Es passierte, als ich gerade um eine Felsnase ging und dabei versuchte, ein besonders eindrucksvolles Foto einer hereinströmenden Welle zu schießen. Danach war ich überspült bis zum Bauchnabel, die Hose zum Auswringen nass, und ich allein in einer abgelegenen Bucht am Novembermeer. Eigentlich hatte ich mir vorgenommen, während meines Aufenthalts in Nettuno ein bisschen über das Thema “Männer am Meer” nachzudenken. Jetzt würde ich, bis die Hose wieder getrocknet war und ich mich langsam in den Ort zurücktrauen konnte, genug Zeit haben, genau das zu tun.

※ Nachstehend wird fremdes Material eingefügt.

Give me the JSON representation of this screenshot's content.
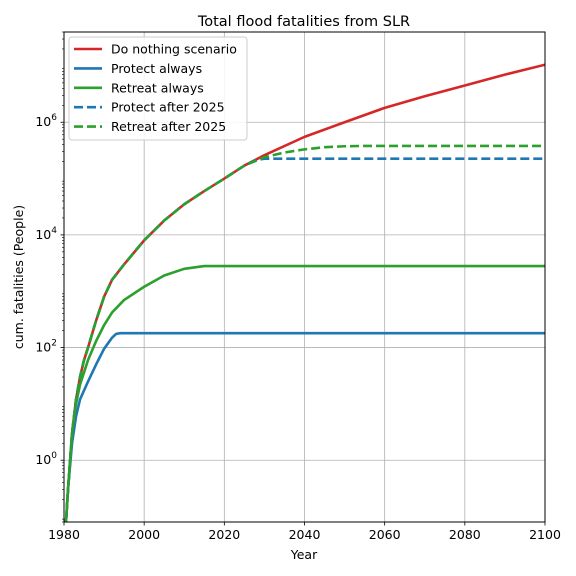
{
  "chart_data": {
    "type": "line",
    "title": "Total flood fatalities from SLR",
    "xlabel": "Year",
    "ylabel": "cum. fatalities (People)",
    "xlim": [
      1980,
      2100
    ],
    "ylim": [
      0.08,
      40000000
    ],
    "yscale": "log",
    "grid": true,
    "legend": "top-left",
    "x_ticks": [
      {
        "value": 1980,
        "label": "1980"
      },
      {
        "value": 2000,
        "label": "2000"
      },
      {
        "value": 2020,
        "label": "2020"
      },
      {
        "value": 2040,
        "label": "2040"
      },
      {
        "value": 2060,
        "label": "2060"
      },
      {
        "value": 2080,
        "label": "2080"
      },
      {
        "value": 2100,
        "label": "2100"
      }
    ],
    "y_ticks": [
      {
        "value": 1,
        "base": "10",
        "exp": "0"
      },
      {
        "value": 100,
        "base": "10",
        "exp": "2"
      },
      {
        "value": 10000,
        "base": "10",
        "exp": "4"
      },
      {
        "value": 1000000,
        "base": "10",
        "exp": "6"
      }
    ],
    "series": [
      {
        "name": "Do nothing scenario",
        "color": "#d62728",
        "style": "solid",
        "x": [
          1980.5,
          1981,
          1982,
          1983,
          1984,
          1985,
          1986,
          1988,
          1990,
          1992,
          1995,
          2000,
          2005,
          2010,
          2015,
          2020,
          2025,
          2030,
          2040,
          2050,
          2060,
          2070,
          2080,
          2090,
          2100
        ],
        "y": [
          0.08,
          0.3,
          3,
          12,
          30,
          60,
          100,
          300,
          800,
          1600,
          3000,
          8000,
          18000,
          35000,
          60000,
          100000,
          170000,
          260000,
          550000,
          1000000,
          1800000,
          2900000,
          4500000,
          7000000,
          10500000
        ]
      },
      {
        "name": "Protect always",
        "color": "#1f77b4",
        "style": "solid",
        "x": [
          1980.5,
          1981,
          1982,
          1983,
          1984,
          1986,
          1988,
          1990,
          1992,
          1993,
          1994,
          1996,
          2000,
          2020,
          2050,
          2100
        ],
        "y": [
          0.08,
          0.3,
          2,
          6,
          12,
          25,
          50,
          95,
          150,
          175,
          180,
          180,
          180,
          180,
          180,
          180
        ]
      },
      {
        "name": "Retreat always",
        "color": "#2ca02c",
        "style": "solid",
        "x": [
          1980.5,
          1981,
          1982,
          1983,
          1984,
          1986,
          1988,
          1990,
          1992,
          1995,
          2000,
          2005,
          2010,
          2015,
          2020,
          2050,
          2100
        ],
        "y": [
          0.08,
          0.3,
          3,
          10,
          22,
          60,
          130,
          250,
          420,
          700,
          1200,
          1900,
          2500,
          2800,
          2800,
          2800,
          2800
        ]
      },
      {
        "name": "Protect after 2025",
        "color": "#1f77b4",
        "style": "dashed",
        "x": [
          1980.5,
          1981,
          1982,
          1983,
          1984,
          1985,
          1986,
          1988,
          1990,
          1992,
          1995,
          2000,
          2005,
          2010,
          2015,
          2020,
          2025,
          2028,
          2030,
          2050,
          2100
        ],
        "y": [
          0.08,
          0.3,
          3,
          12,
          30,
          60,
          100,
          300,
          800,
          1600,
          3000,
          8000,
          18000,
          35000,
          60000,
          100000,
          170000,
          215000,
          225000,
          225000,
          225000
        ]
      },
      {
        "name": "Retreat after 2025",
        "color": "#2ca02c",
        "style": "dashed",
        "x": [
          1980.5,
          1981,
          1982,
          1983,
          1984,
          1985,
          1986,
          1988,
          1990,
          1992,
          1995,
          2000,
          2005,
          2010,
          2015,
          2020,
          2025,
          2030,
          2035,
          2040,
          2045,
          2050,
          2055,
          2060,
          2100
        ],
        "y": [
          0.08,
          0.3,
          3,
          12,
          30,
          60,
          100,
          300,
          800,
          1600,
          3000,
          8000,
          18000,
          35000,
          60000,
          100000,
          170000,
          240000,
          290000,
          330000,
          360000,
          375000,
          380000,
          380000,
          380000
        ]
      }
    ]
  }
}
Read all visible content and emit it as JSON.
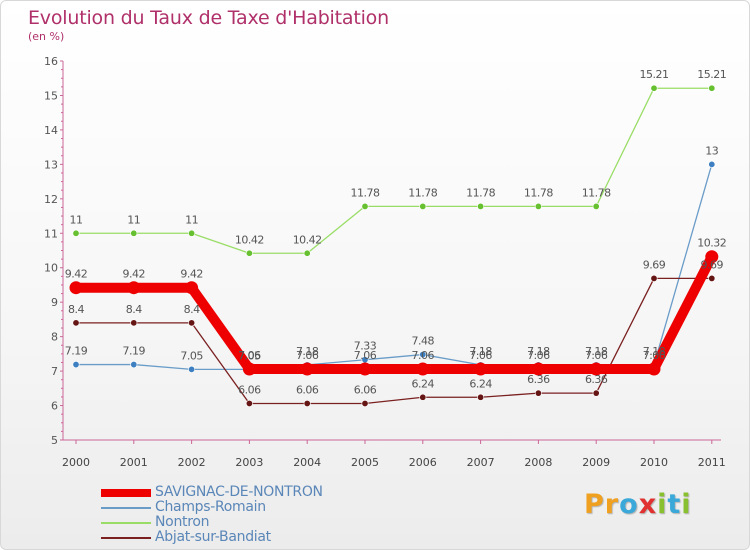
{
  "header": {
    "title": "Evolution du Taux de Taxe d'Habitation",
    "subtitle": "(en %)"
  },
  "logo": {
    "text": "Proxiti",
    "letters": [
      {
        "ch": "P",
        "color": "#f0a020"
      },
      {
        "ch": "r",
        "color": "#f0a020"
      },
      {
        "ch": "o",
        "color": "#3aa8d8"
      },
      {
        "ch": "x",
        "color": "#e03030"
      },
      {
        "ch": "i",
        "color": "#88c030"
      },
      {
        "ch": "t",
        "color": "#3aa8d8"
      },
      {
        "ch": "i",
        "color": "#88c030"
      }
    ]
  },
  "chart_data": {
    "type": "line",
    "title": "Evolution du Taux de Taxe d'Habitation",
    "ylabel": "(en %)",
    "xlabel": "",
    "x": [
      "2000",
      "2001",
      "2002",
      "2003",
      "2004",
      "2005",
      "2006",
      "2007",
      "2008",
      "2009",
      "2010",
      "2011"
    ],
    "ylim": [
      5,
      16
    ],
    "yticks": [
      5,
      6,
      7,
      8,
      9,
      10,
      11,
      12,
      13,
      14,
      15,
      16
    ],
    "grid": false,
    "legend_position": "bottom-left",
    "series": [
      {
        "name": "SAVIGNAC-DE-NONTRON",
        "color": "#ee0000",
        "marker": "#ee0000",
        "thick": true,
        "values": [
          9.42,
          9.42,
          9.42,
          7.06,
          7.06,
          7.06,
          7.06,
          7.06,
          7.06,
          7.06,
          7.06,
          10.32
        ],
        "labels": [
          "9.42",
          "9.42",
          "9.42",
          "7.06",
          "7.06",
          "7.06",
          "7.06",
          "7.06",
          "7.06",
          "7.06",
          "7.06",
          "10.32"
        ]
      },
      {
        "name": "Champs-Romain",
        "color": "#6a9cc8",
        "marker": "#3d7fc0",
        "thick": false,
        "values": [
          7.19,
          7.19,
          7.05,
          7.05,
          7.18,
          7.33,
          7.48,
          7.18,
          7.18,
          7.18,
          7.18,
          13
        ],
        "labels": [
          "7.19",
          "7.19",
          "7.05",
          "7.05",
          "7.18",
          "7.33",
          "7.48",
          "7.18",
          "7.18",
          "7.18",
          "7.18",
          "13"
        ]
      },
      {
        "name": "Nontron",
        "color": "#99dd66",
        "marker": "#66c030",
        "thick": false,
        "values": [
          11,
          11,
          11,
          10.42,
          10.42,
          11.78,
          11.78,
          11.78,
          11.78,
          11.78,
          15.21,
          15.21
        ],
        "labels": [
          "11",
          "11",
          "11",
          "10.42",
          "10.42",
          "11.78",
          "11.78",
          "11.78",
          "11.78",
          "11.78",
          "15.21",
          "15.21"
        ]
      },
      {
        "name": "Abjat-sur-Bandiat",
        "color": "#7a2020",
        "marker": "#661515",
        "thick": false,
        "values": [
          8.4,
          8.4,
          8.4,
          6.06,
          6.06,
          6.06,
          6.24,
          6.24,
          6.36,
          6.36,
          9.69,
          9.69
        ],
        "labels": [
          "8.4",
          "8.4",
          "8.4",
          "6.06",
          "6.06",
          "6.06",
          "6.24",
          "6.24",
          "6.36",
          "6.36",
          "9.69",
          "9.69"
        ]
      }
    ]
  }
}
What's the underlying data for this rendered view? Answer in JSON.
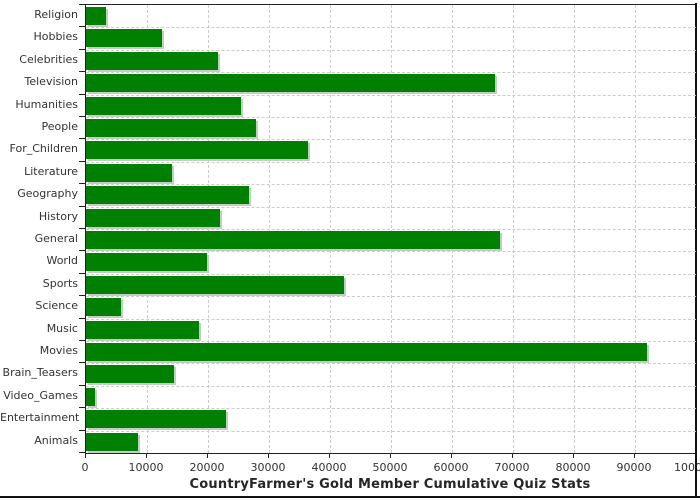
{
  "chart_data": {
    "type": "bar",
    "orientation": "horizontal",
    "title": "CountryFarmer's Gold Member Cumulative Quiz Stats",
    "categories": [
      "Religion",
      "Hobbies",
      "Celebrities",
      "Television",
      "Humanities",
      "People",
      "For_Children",
      "Literature",
      "Geography",
      "History",
      "General",
      "World",
      "Sports",
      "Science",
      "Music",
      "Movies",
      "Brain_Teasers",
      "Video_Games",
      "Entertainment",
      "Animals"
    ],
    "values": [
      3300,
      12500,
      21700,
      67000,
      25400,
      27900,
      36400,
      14100,
      26700,
      21900,
      67800,
      19800,
      42300,
      5700,
      18500,
      92000,
      14400,
      1500,
      23000,
      8600
    ],
    "xlim": [
      0,
      100000
    ],
    "x_ticks": [
      0,
      10000,
      20000,
      30000,
      40000,
      50000,
      60000,
      70000,
      80000,
      90000,
      100000
    ],
    "xlabel": "",
    "ylabel": "",
    "grid": true,
    "legend_position": "none",
    "bar_color": "#008000",
    "bar_shadow_color": "#c9c9c9",
    "grid_color": "#cccccc",
    "axis_color": "#222222",
    "text_color": "#333333",
    "background_color": "#ffffff"
  }
}
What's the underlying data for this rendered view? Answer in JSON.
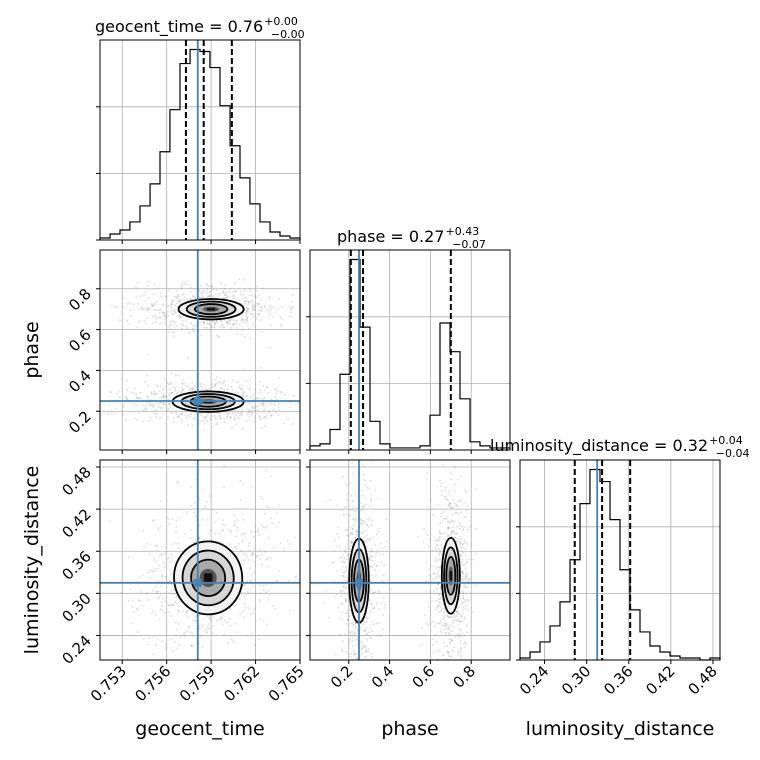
{
  "chart_data": {
    "type": "corner",
    "parameters": [
      "geocent_time",
      "phase",
      "luminosity_distance"
    ],
    "truths": {
      "geocent_time": 0.7581,
      "phase": 0.25,
      "luminosity_distance": 0.315
    },
    "ranges": {
      "geocent_time": [
        0.7515,
        0.765
      ],
      "phase": [
        0.01,
        0.99
      ],
      "luminosity_distance": [
        0.205,
        0.49
      ]
    },
    "ticks": {
      "geocent_time": {
        "values": [
          0.753,
          0.756,
          0.759,
          0.762,
          0.765
        ],
        "labels": [
          "0.753",
          "0.756",
          "0.759",
          "0.762",
          "0.765"
        ]
      },
      "phase": {
        "values": [
          0.2,
          0.4,
          0.6,
          0.8
        ],
        "labels": [
          "0.2",
          "0.4",
          "0.6",
          "0.8"
        ]
      },
      "luminosity_distance": {
        "values": [
          0.24,
          0.3,
          0.36,
          0.42,
          0.48
        ],
        "labels": [
          "0.24",
          "0.30",
          "0.36",
          "0.42",
          "0.48"
        ]
      }
    },
    "titles": [
      {
        "param": "geocent_time",
        "main": "geocent_time = 0.76",
        "sup": "+0.00",
        "sub": "−0.00"
      },
      {
        "param": "phase",
        "main": "phase = 0.27",
        "sup": "+0.43",
        "sub": "−0.07"
      },
      {
        "param": "luminosity_distance",
        "main": "luminosity_distance = 0.32",
        "sup": "+0.04",
        "sub": "−0.04"
      }
    ],
    "axis_labels": {
      "x": [
        "geocent_time",
        "phase",
        "luminosity_distance"
      ],
      "y": [
        "phase",
        "luminosity_distance"
      ]
    },
    "quantiles": {
      "geocent_time": [
        0.7573,
        0.7585,
        0.7604
      ],
      "phase": [
        0.21,
        0.27,
        0.7
      ],
      "luminosity_distance": [
        0.283,
        0.322,
        0.362
      ]
    },
    "histograms": {
      "geocent_time": {
        "bin_edges": [
          0.7515,
          0.75218,
          0.75285,
          0.75352,
          0.7542,
          0.75488,
          0.75555,
          0.75622,
          0.7569,
          0.75758,
          0.75825,
          0.75892,
          0.7596,
          0.76028,
          0.76095,
          0.76162,
          0.7623,
          0.76298,
          0.76365,
          0.76432,
          0.765
        ],
        "counts": [
          1,
          3,
          5,
          9,
          17,
          28,
          44,
          65,
          88,
          95,
          94,
          86,
          67,
          47,
          31,
          18,
          9,
          4,
          2,
          1
        ]
      },
      "phase": {
        "bin_edges": [
          0.01,
          0.059,
          0.108,
          0.157,
          0.206,
          0.255,
          0.304,
          0.353,
          0.402,
          0.451,
          0.5,
          0.549,
          0.598,
          0.647,
          0.696,
          0.745,
          0.794,
          0.843,
          0.892,
          0.941,
          0.99
        ],
        "counts": [
          2,
          3,
          10,
          37,
          93,
          60,
          14,
          3,
          1,
          1,
          1,
          2,
          17,
          62,
          48,
          25,
          4,
          2,
          1,
          1
        ]
      },
      "luminosity_distance": {
        "bin_edges": [
          0.205,
          0.2193,
          0.2335,
          0.2478,
          0.262,
          0.2763,
          0.2905,
          0.3047,
          0.319,
          0.3333,
          0.3475,
          0.3617,
          0.376,
          0.3902,
          0.4045,
          0.4188,
          0.433,
          0.4473,
          0.4615,
          0.4757,
          0.49
        ],
        "counts": [
          1,
          4,
          9,
          17,
          29,
          50,
          78,
          95,
          89,
          70,
          45,
          25,
          14,
          7,
          4,
          2,
          1,
          1,
          0,
          1
        ]
      }
    },
    "contours_2d": {
      "phase_vs_geocent_time": {
        "modes": [
          {
            "center": [
              0.7588,
              0.247
            ],
            "sigma": [
              0.0012,
              0.025
            ],
            "rotation": 0
          },
          {
            "center": [
              0.759,
              0.7
            ],
            "sigma": [
              0.0011,
              0.025
            ],
            "rotation": 0
          }
        ]
      },
      "luminosity_distance_vs_geocent_time": {
        "modes": [
          {
            "center": [
              0.7588,
              0.322
            ],
            "sigma": [
              0.00115,
              0.026
            ],
            "rotation": 0.3
          }
        ]
      },
      "luminosity_distance_vs_phase": {
        "modes": [
          {
            "center": [
              0.25,
              0.318
            ],
            "sigma": [
              0.024,
              0.03
            ],
            "rotation": 0
          },
          {
            "center": [
              0.7,
              0.325
            ],
            "sigma": [
              0.022,
              0.027
            ],
            "rotation": 0
          }
        ]
      }
    },
    "colors": {
      "truth": "#4682b4",
      "hist": "#000000",
      "quantile": "#000000",
      "grid": "#b0b0b0",
      "scatter": "#9a9a9a"
    },
    "grid": true
  }
}
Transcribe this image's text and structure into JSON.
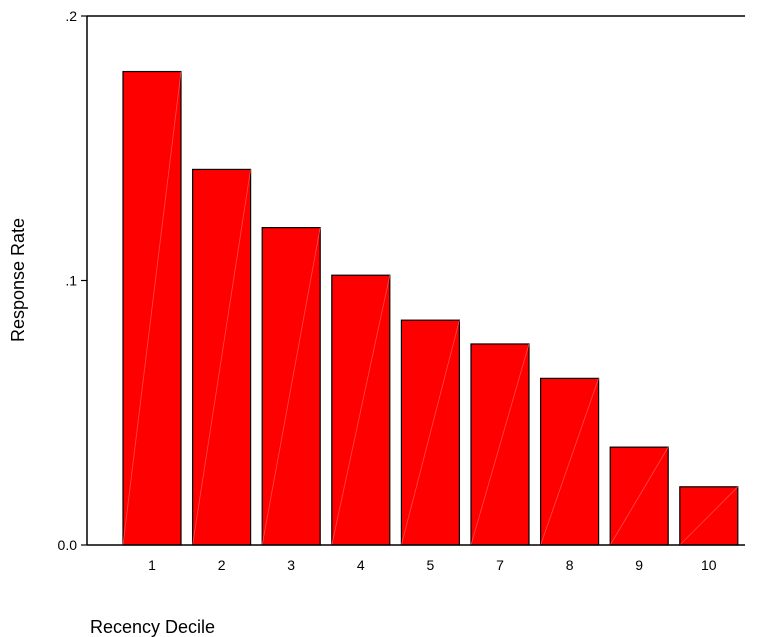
{
  "chart_data": {
    "type": "bar",
    "categories": [
      "1",
      "2",
      "3",
      "4",
      "5",
      "7",
      "8",
      "9",
      "10"
    ],
    "values": [
      0.179,
      0.142,
      0.12,
      0.102,
      0.085,
      0.076,
      0.063,
      0.037,
      0.022
    ],
    "title": "",
    "xlabel": "Recency Decile",
    "ylabel": "Response Rate",
    "ylim": [
      0,
      0.2
    ],
    "yticks": [
      {
        "value": 0,
        "label": "0.0"
      },
      {
        "value": 0.1,
        "label": ".1"
      },
      {
        "value": 0.2,
        "label": ".2"
      }
    ],
    "grid": false,
    "colors": {
      "bar": "#ff0000",
      "bar_edge": "#000000"
    }
  }
}
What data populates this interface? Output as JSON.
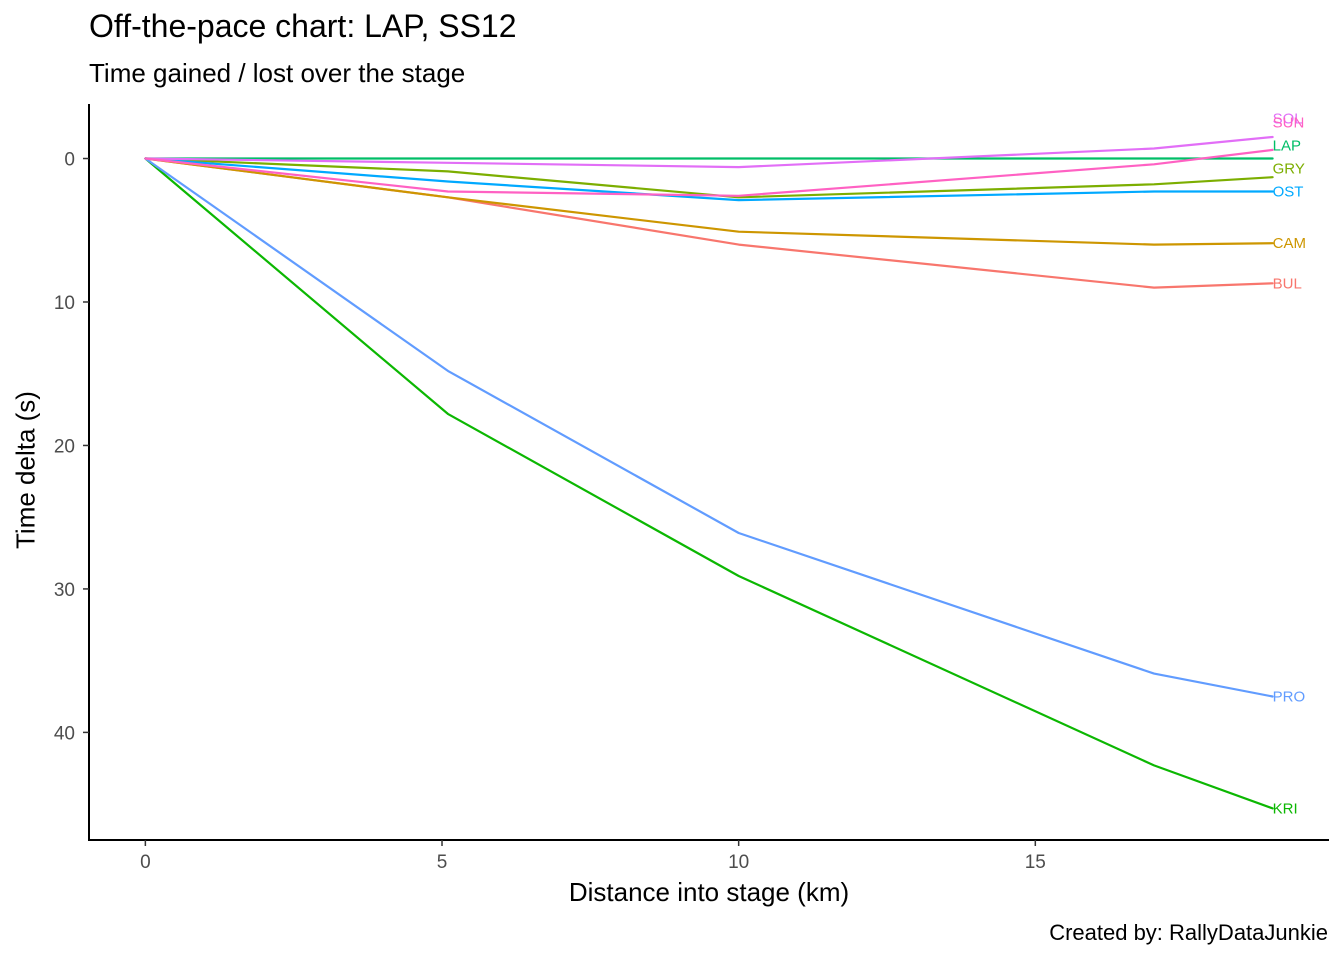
{
  "chart_data": {
    "type": "line",
    "title": "Off-the-pace chart: LAP, SS12",
    "subtitle": "Time gained / lost over the stage",
    "xlabel": "Distance into stage (km)",
    "ylabel": "Time delta (s)",
    "caption": "Created by: RallyDataJunkie",
    "x": [
      0,
      5.1,
      10,
      17,
      19
    ],
    "xlim": [
      -0.95,
      19.95
    ],
    "ylim": [
      -3.8,
      47.5
    ],
    "y_reversed": true,
    "xticks": [
      0,
      5,
      10,
      15
    ],
    "yticks": [
      0,
      10,
      20,
      30,
      40
    ],
    "grid": false,
    "legend": "none",
    "series": [
      {
        "name": "BUL",
        "color": "#F8766D",
        "values": [
          0,
          2.7,
          6.0,
          9.0,
          8.7
        ]
      },
      {
        "name": "CAM",
        "color": "#CD9600",
        "values": [
          0,
          2.7,
          5.1,
          6.0,
          5.9
        ]
      },
      {
        "name": "GRY",
        "color": "#7CAE00",
        "values": [
          0,
          0.9,
          2.7,
          1.8,
          1.3
        ]
      },
      {
        "name": "KRI",
        "color": "#0CB702",
        "values": [
          0,
          17.8,
          29.1,
          42.3,
          45.3
        ]
      },
      {
        "name": "LAP",
        "color": "#00BE67",
        "values": [
          0,
          0,
          0,
          0,
          0
        ]
      },
      {
        "name": "OST",
        "color": "#00A9FF",
        "values": [
          0,
          1.6,
          2.9,
          2.3,
          2.3
        ]
      },
      {
        "name": "PRO",
        "color": "#619CFF",
        "values": [
          0,
          14.8,
          26.1,
          35.9,
          37.5
        ]
      },
      {
        "name": "SOL",
        "color": "#E26EF7",
        "values": [
          0,
          0.3,
          0.6,
          -0.7,
          -1.5
        ]
      },
      {
        "name": "SUN",
        "color": "#FF61C3",
        "values": [
          0,
          2.3,
          2.6,
          0.4,
          -0.6
        ]
      }
    ],
    "end_labels": [
      {
        "text": "SOL",
        "series": "SOL",
        "y": -2.8,
        "color": "#E26EF7"
      },
      {
        "text": "SUN",
        "series": "SUN",
        "y": -2.5,
        "color": "#FF61C3"
      },
      {
        "text": "LAP",
        "series": "LAP",
        "y": -0.9,
        "color": "#00BE67"
      },
      {
        "text": "GRY",
        "series": "GRY",
        "y": 0.7,
        "color": "#7CAE00"
      },
      {
        "text": "OST",
        "series": "OST",
        "y": 2.3,
        "color": "#00A9FF"
      },
      {
        "text": "CAM",
        "series": "CAM",
        "y": 5.9,
        "color": "#CD9600"
      },
      {
        "text": "BUL",
        "series": "BUL",
        "y": 8.7,
        "color": "#F8766D"
      },
      {
        "text": "PRO",
        "series": "PRO",
        "y": 37.5,
        "color": "#619CFF"
      },
      {
        "text": "KRI",
        "series": "KRI",
        "y": 45.3,
        "color": "#0CB702"
      }
    ]
  }
}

Worüber denken Männer am Meer nach, wenn sie auf die Weite der Wogen schauen? Versuchen sie, mit sich und ihrem Leben auf dem Land ins Reine zu kommen? Oder zieht es sie voller Sehnsucht und zivilisatorisch unterdrückter Abenteuerlust zumindest gedanklich in die große Ferne hinaus? Spüren sie das archaische Gefühl vom Kampf der Elemente, geheim vererbt über Jahrtausende? Oder wird ihnen der Kopf frei vom Alltagstrott, und sie entwickeln Relativitätstheorien, kategorische Imperative und neue Gesellschaftsmodelle in der gelösten Stimmung des schwebenden Geistes?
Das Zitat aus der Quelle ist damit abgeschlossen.